Tout au long des pages de ce livre, l’auteure, Sarah Bakewell, nous fait pénétrer au cœur du courant philosophique et des principaux concepts à la base de l’existentialisme. Rien à voir avec un cours de philo ou une lecture encyclopédique, cela se lit comme un roman dont il est difficile de se défaire tant on en dévore les premières pages. Pas besoin d’avoir fait l’université pour comprendre et prendre part, au travers de l’histoire, aux débats qui ont construit la pensée de toute une époque, et qui reste d’une grande pertinence aujourd’hui.
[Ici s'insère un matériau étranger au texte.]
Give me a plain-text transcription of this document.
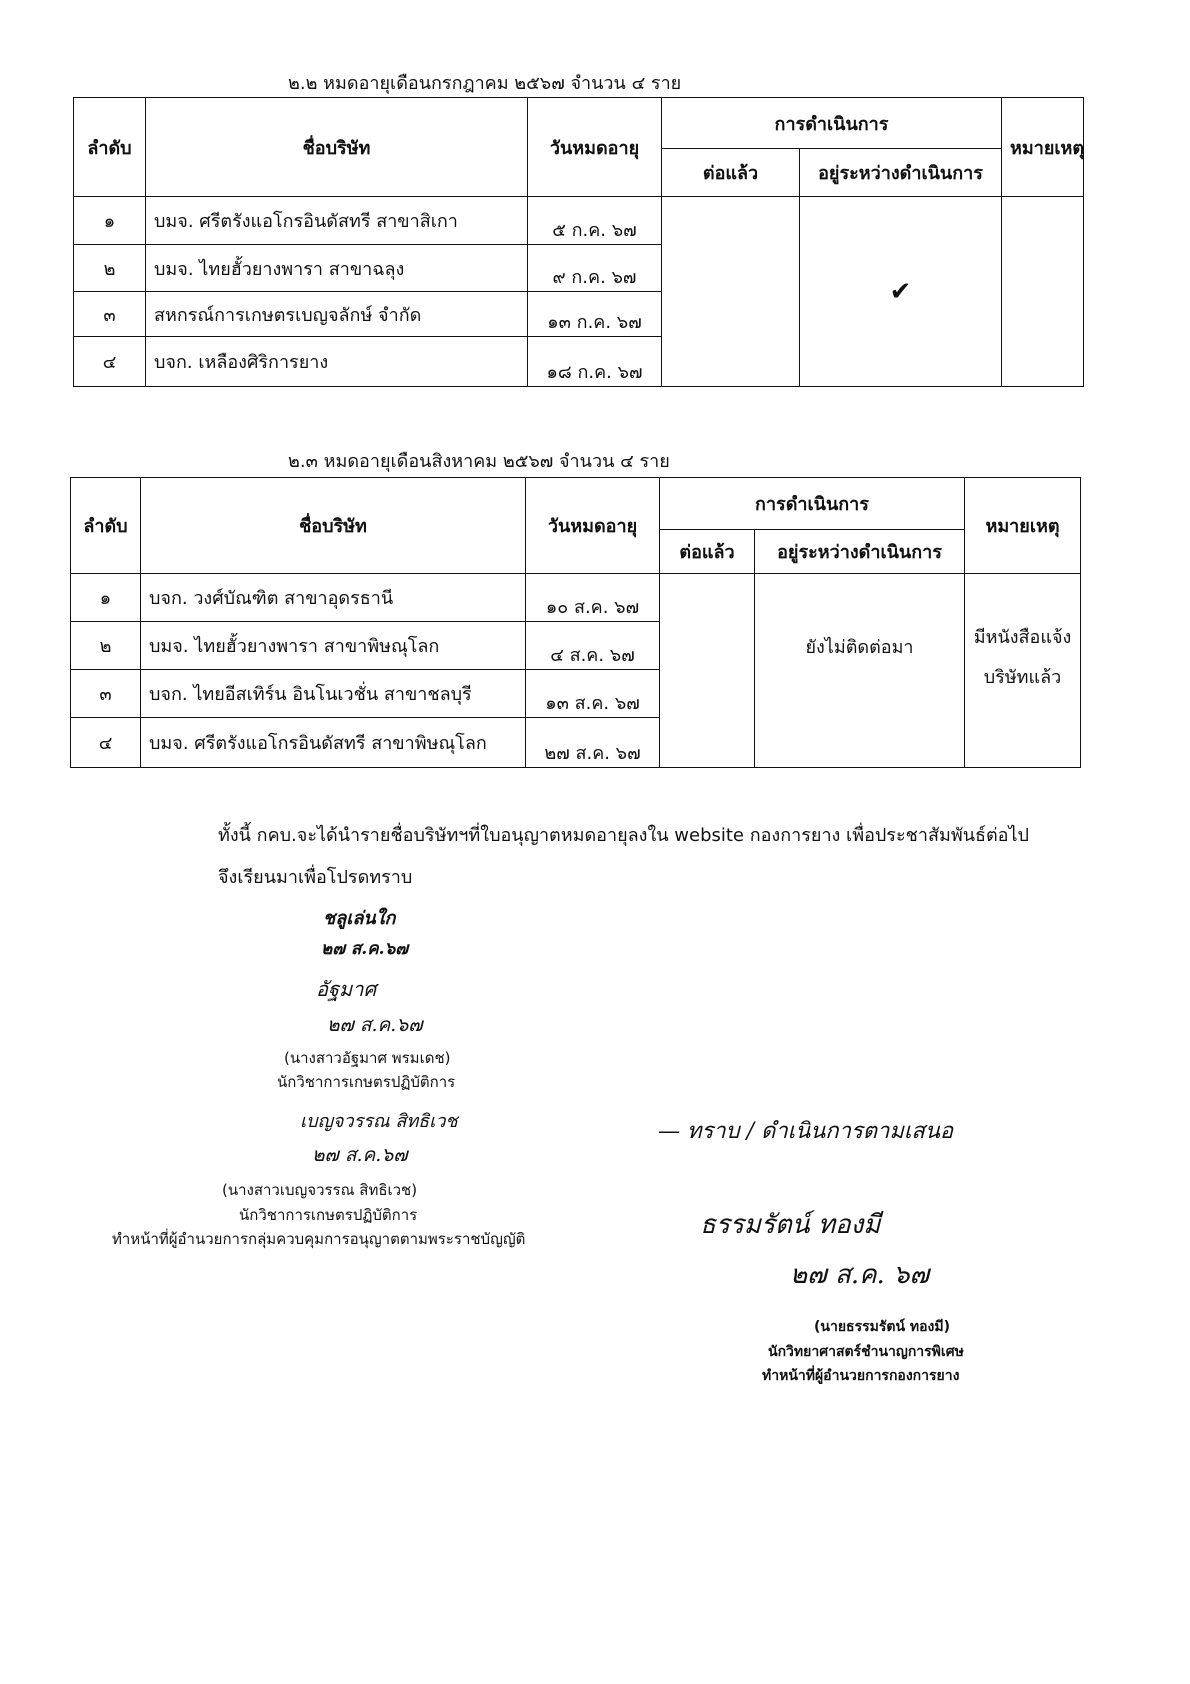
๒.๒ หมดอายุเดือนกรกฎาคม ๒๕๖๗ จำนวน ๔ ราย
ลำดับ	ชื่อบริษัท	วันหมดอายุ	การดำเนินการ		หมายเหตุ
			ต่อแล้ว	อยู่ระหว่างดำเนินการ	
๑	บมจ. ศรีตรังแอโกรอินดัสทรี สาขาสิเกา	๕ ก.ค. ๖๗		✔	
๒	บมจ. ไทยฮั้วยางพารา สาขาฉลุง	๙ ก.ค. ๖๗			
๓	สหกรณ์การเกษตรเบญจลักษ์ จำกัด	๑๓ ก.ค. ๖๗			
๔	บจก. เหลืองศิริการยาง	๑๘ ก.ค. ๖๗			
๒.๓ หมดอายุเดือนสิงหาคม ๒๕๖๗ จำนวน ๔ ราย
ลำดับ	ชื่อบริษัท	วันหมดอายุ	การดำเนินการ		หมายเหตุ
			ต่อแล้ว	อยู่ระหว่างดำเนินการ	
๑	บจก. วงศ์บัณฑิต สาขาอุดรธานี	๑๐ ส.ค. ๖๗		ยังไม่ติดต่อมา	มีหนังสือแจ้ง
บริษัทแล้ว

๒	บมจ. ไทยฮั้วยางพารา สาขาพิษณุโลก	๔ ส.ค. ๖๗			
๓	บจก. ไทยอีสเทิร์น อินโนเวชั่น สาขาชลบุรี	๑๓ ส.ค. ๖๗			
๔	บมจ. ศรีตรังแอโกรอินดัสทรี สาขาพิษณุโลก	๒๗ ส.ค. ๖๗			
ทั้งนี้ กคบ.จะได้นำรายชื่อบริษัทฯที่ใบอนุญาตหมดอายุลงใน website กองการยาง เพื่อประชาสัมพันธ์ต่อไป
จึงเรียนมาเพื่อโปรดทราบ
ชลูเล่นใก
๒๗ ส.ค.๖๗
อัฐมาศ
๒๗ ส.ค.๖๗
(นางสาวอัฐมาศ พรมเดช)
นักวิชาการเกษตรปฏิบัติการ
เบญจวรรณ สิทธิเวช
๒๗ ส.ค.๖๗
(นางสาวเบญจวรรณ สิทธิเวช)
นักวิชาการเกษตรปฏิบัติการ
ทำหน้าที่ผู้อำนวยการกลุ่มควบคุมการอนุญาตตามพระราชบัญญัติ
— ทราบ / ดำเนินการตามเสนอ
ธรรมรัตน์ ทองมี
๒๗ ส.ค. ๖๗
(นายธรรมรัตน์ ทองมี)
นักวิทยาศาสตร์ชำนาญการพิเศษ
ทำหน้าที่ผู้อำนวยการกองการยาง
J’ai rarement lu un livre aussi passionnant. En mettant en scène ces personnages, l’auteure nous prend par la main et nous emmène en voyage dans la pensée. Par son côté passionnant et abordable, cet ouvrage me fait penser à un autre roman philosophique – bien qu’il s’agisse d’une démarche différente – « Le monde de Sophie » de Jostein Gaarder.
« Au Café existentialiste » de Sarah Bakewell,
aux éditions Albin Michel.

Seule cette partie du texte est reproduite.